For a better solution, create a function that only exists on one of the databases. For example, if you have a test database and a production database, you can run truncate via a function that only exists on the test database. Thus, you may safely run your function calls on the test server, and not worry if the functions accidentally get run on the production server. If they do, you end up with a “function not found error” rather than realizing you just truncated a production table. Of course, you should add some safeguards so that the function itself is never created on the production server. Here is one sample recipe:
\set ON_ERROR_STOP on DROP FUNCTION IF EXISTS safetruncate(text); CREATE FUNCTION safetruncate(tname text) RETURNS TEXT LANGUAGE plpgsql AS $ic$ BEGIN -- The cluster_name setting can be quite handy! PERFORM 1 FROM pg_settings WHERE name = 'cluster_name' AND setting = 'testserver'; IF NOT FOUND THEN RAISE EXCEPTION 'Cannot create this function on this server!'; END IF; EXECUTE FORMAT('truncate table %s', tname); RETURN 'Truncated table ' || tname; END; $ic$;
Now you can create text files full of indirect truncate calls - filled with SELECT safetruncate('exultations'); instead of literal truncate calls. This file may be safely checked into git, and copy and pasted without worry.

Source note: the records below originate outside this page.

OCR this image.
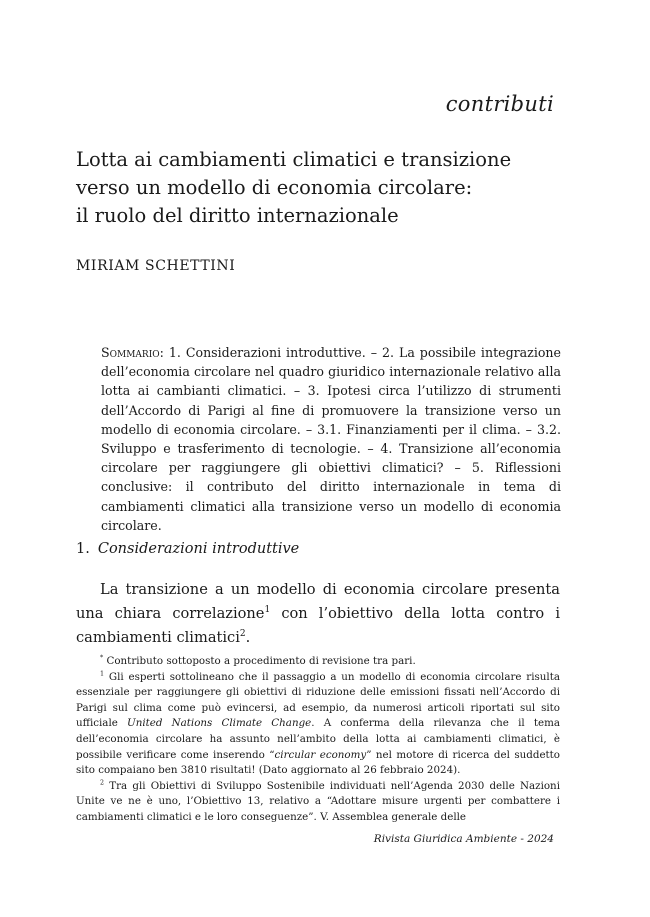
contributi
Lotta ai cambiamenti climatici e transizione
verso un modello di economia circolare:
il ruolo del diritto internazionale
MIRIAM SCHETTINI
Sommario: 1. Considerazioni introduttive. – 2. La possibile integrazione dell’economia circolare nel quadro giuridico internazionale relativo alla lotta ai cambianti climatici. – 3. Ipotesi circa l’utilizzo di strumenti dell’Accordo di Parigi al fine di promuovere la transizione verso un modello di economia circolare. – 3.1. Finanziamenti per il clima. – 3.2. Sviluppo e trasferimento di tecnologie. – 4. Transizione all’economia circolare per raggiungere gli obiettivi climatici? – 5. Riflessioni conclusive: il contributo del diritto internazionale in tema di cambiamenti climatici alla transizione verso un modello di economia circolare.
1. Considerazioni introduttive

La transizione a un modello di economia circolare presenta una chiara correlazione$^1$ con l’obiettivo della lotta contro i cambiamenti climatici$^2$.

* Contributo sottoposto a procedimento di revisione tra pari.

$^1$ Gli esperti sottolineano che il passaggio a un modello di economia circolare risulta essenziale per raggiungere gli obiettivi di riduzione delle emissioni fissati nell’Accordo di Parigi sul clima come può evincersi, ad esempio, da numerosi articoli riportati sul sito ufficiale United Nations Climate Change. A conferma della rilevanza che il tema dell’economia circolare ha assunto nell’ambito della lotta ai cambiamenti climatici, è possibile verificare come inserendo “circular economy” nel motore di ricerca del suddetto sito compaiano ben 3810 risultati! (Dato aggiornato al 26 febbraio 2024).

$^2$ Tra gli Obiettivi di Sviluppo Sostenibile individuati nell’Agenda 2030 delle Nazioni Unite ve ne è uno, l’Obiettivo 13, relativo a “Adottare misure urgenti per combattere i cambiamenti climatici e le loro conseguenze”. V. Assemblea generale delle

Rivista Giuridica Ambiente - 2024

The value of keeping good records of what you are doing on production systems cannot be overstated. While you should utimately use whatever system is best for you, I like to keep a local text file that spells out exactly what I did, when I did it, and what happened. These should be detailed enough that you can return to them a year later and explain to the client exactly what happened.
The primary way to document things as you go along is with good old fashioned cut and paste. Both the .bash_history and .psql_history files provide automatic tracking of entered commands, as a nice backup to your notes. Make liberal use of the tee(1) command to store command output into discrete files (which reduces the need to rely on scrollback).
Rather than entering commands directly into a psql prompt, consider putting them into a text file and then feeding that file to psql. It’s a little extra work, but the file can be checked into git, giving an excellent audit trail. Plus, you may have to run those commands again someday.
If you find yourself doing the same thing over and over, write a shell script. This even applies to psql commands. For example, I recently found myself having to examine tables on two servers, and needed to quickly examine a table’s size, indexes, and if anyone was currently modifying it. Thus a shall script:
psql service=PROD -c "\\d $1" psql service=PROD -Atc "select pg_relation_size('$1')" psql service=PROD -Atc "select query from pg_stat_activity where query ~ '$1'"
When you are done with all your production tasks, write up some final thoughts on how it went, and what the next steps are. Read through all your notes while it is all fresh in your mind and clean them up as needed. Revel in your success, and get some sleep!